Palliative care is an amazing thing for patients, their families and friends. This guy does sound like he is at the terminal phase of his life. As a nurse you have the honour of ensuring that he is comfortable on your shifts. Even if he can't talk use you non verbal skills to assess if he is in pain and medicate appropriately. If he is very gurggly reposition him after pain relief to help with the secretions.
I am guessing that you are not on your own - you have an EN or AIN who has probably much more experience than you with this situation. Follow their example, if you notice a change on your shift call his family and update them, even after 12 years it is hard to guess when someone will die - I have seen someone who was phase 2-3 just go to sleep and never wake up and a lady at phase 4 for 10 days. I always say I will call you unless they don't want to be contacted.
When he does die there is no need to panic, he is not in pain anymore. If you are the first there, check to confirm by looking for a pulse for 1 min. Take note of the time and document it. Follow policy around notifying the doctors, your manager etc.

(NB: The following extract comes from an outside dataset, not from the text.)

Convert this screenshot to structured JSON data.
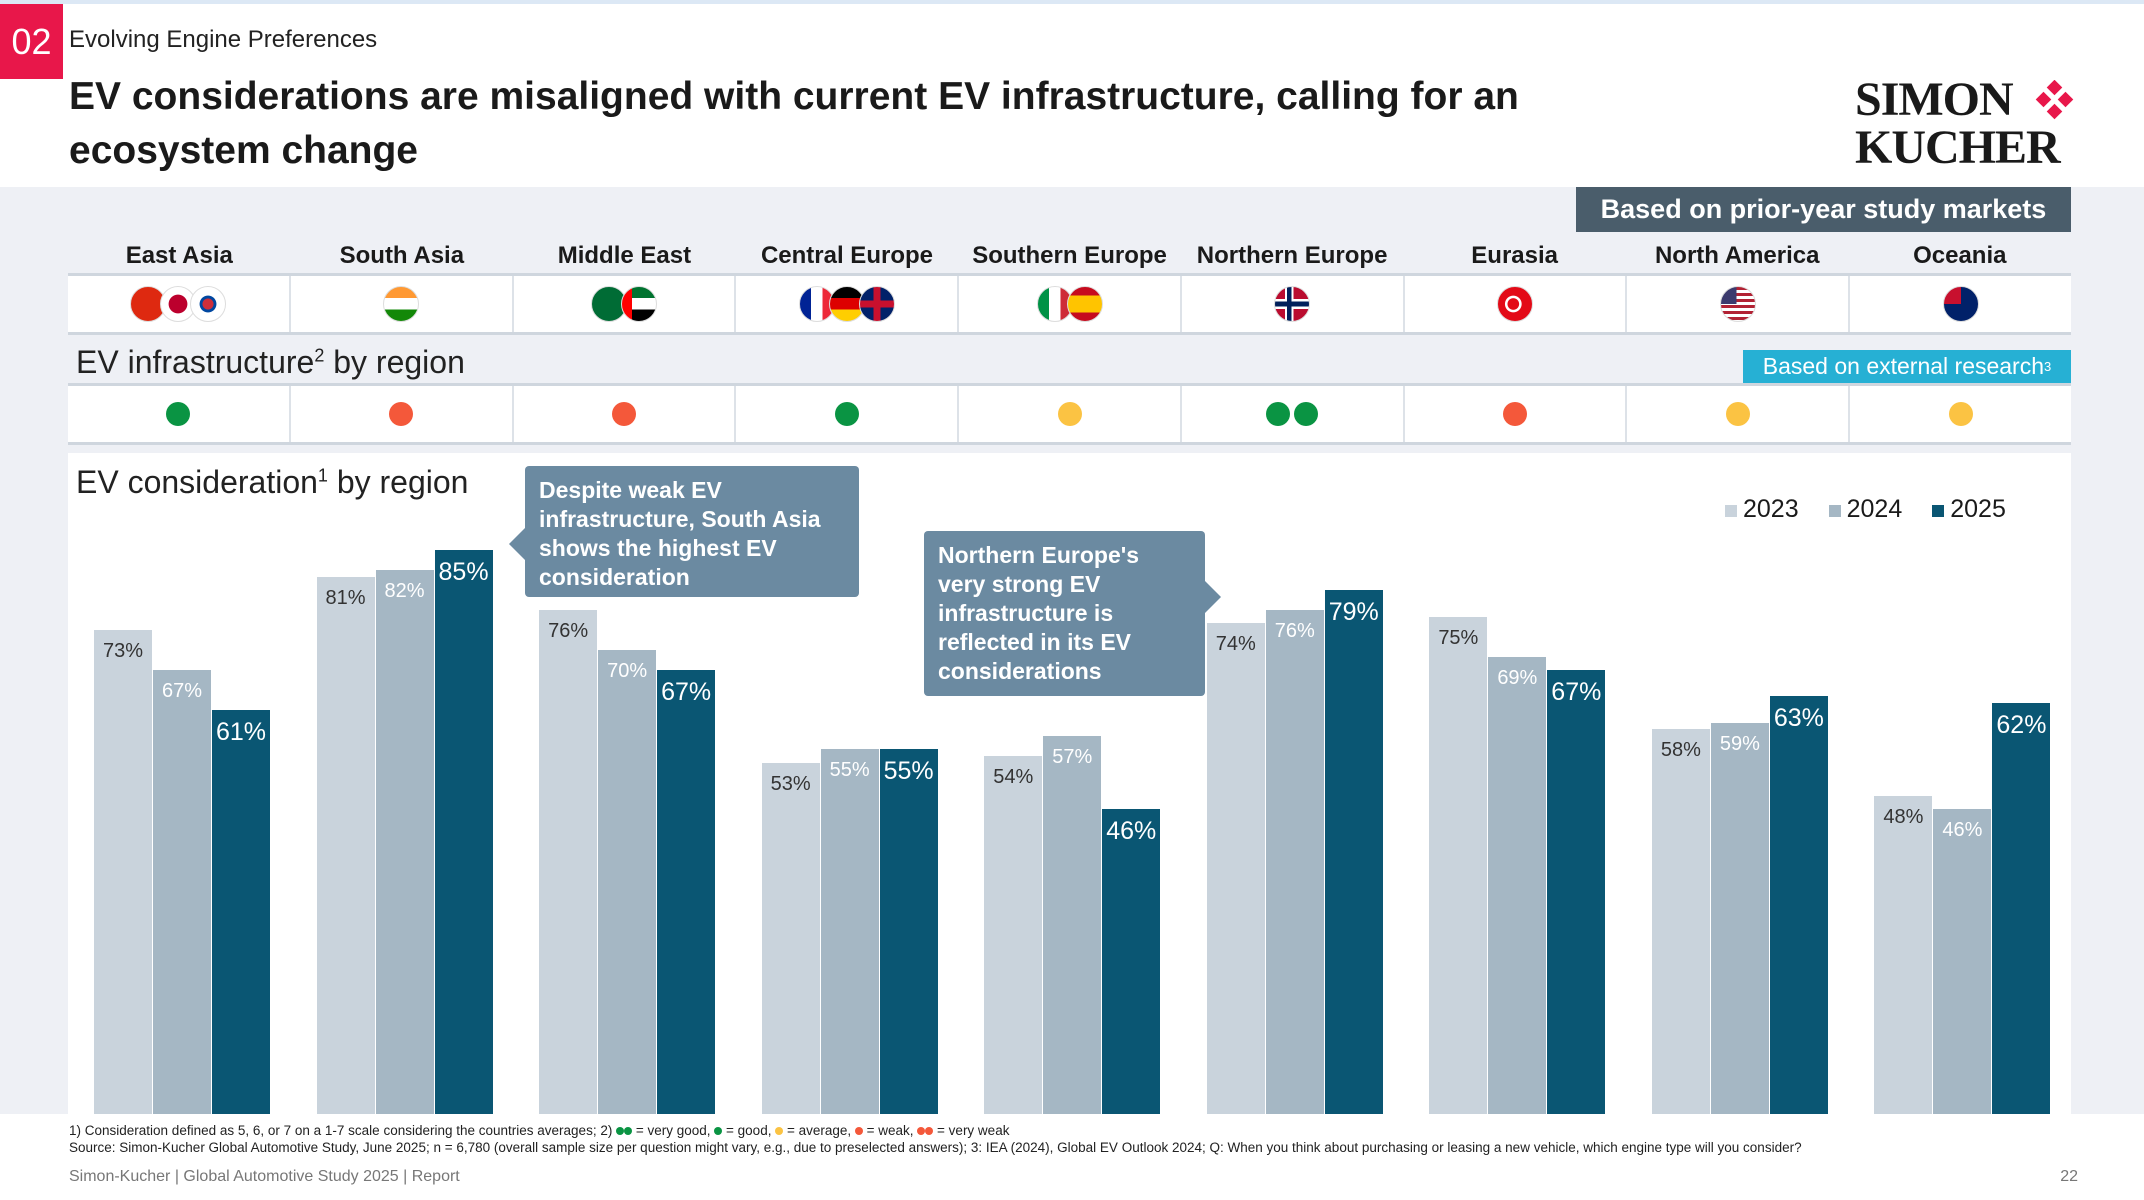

Treat him with the same respect post mortem as you did when he was alive, I talk to the patient, explain that I am washing them (warm water), tell them I am putting them into the shroud and body bag. I wish them well for whatever is next.
Sometimes I am sad, distressed or at peace - usually depending on the way the patient was cared for before they died I get distressed with families that don't want their loved one to be "doped up" and they die distressed, I am sad if it a person or family I have known for a period of years (chronic liver), I am at peace if the patient has made peace with their death. There are not a lot of Aussie nurses here. Have a look on FB for The Nurse Path and New graduate nurse pages....one of my grads set up the VIC new grad page that has 100s of members.
Discuss your concerns with your manager and ask for assistance.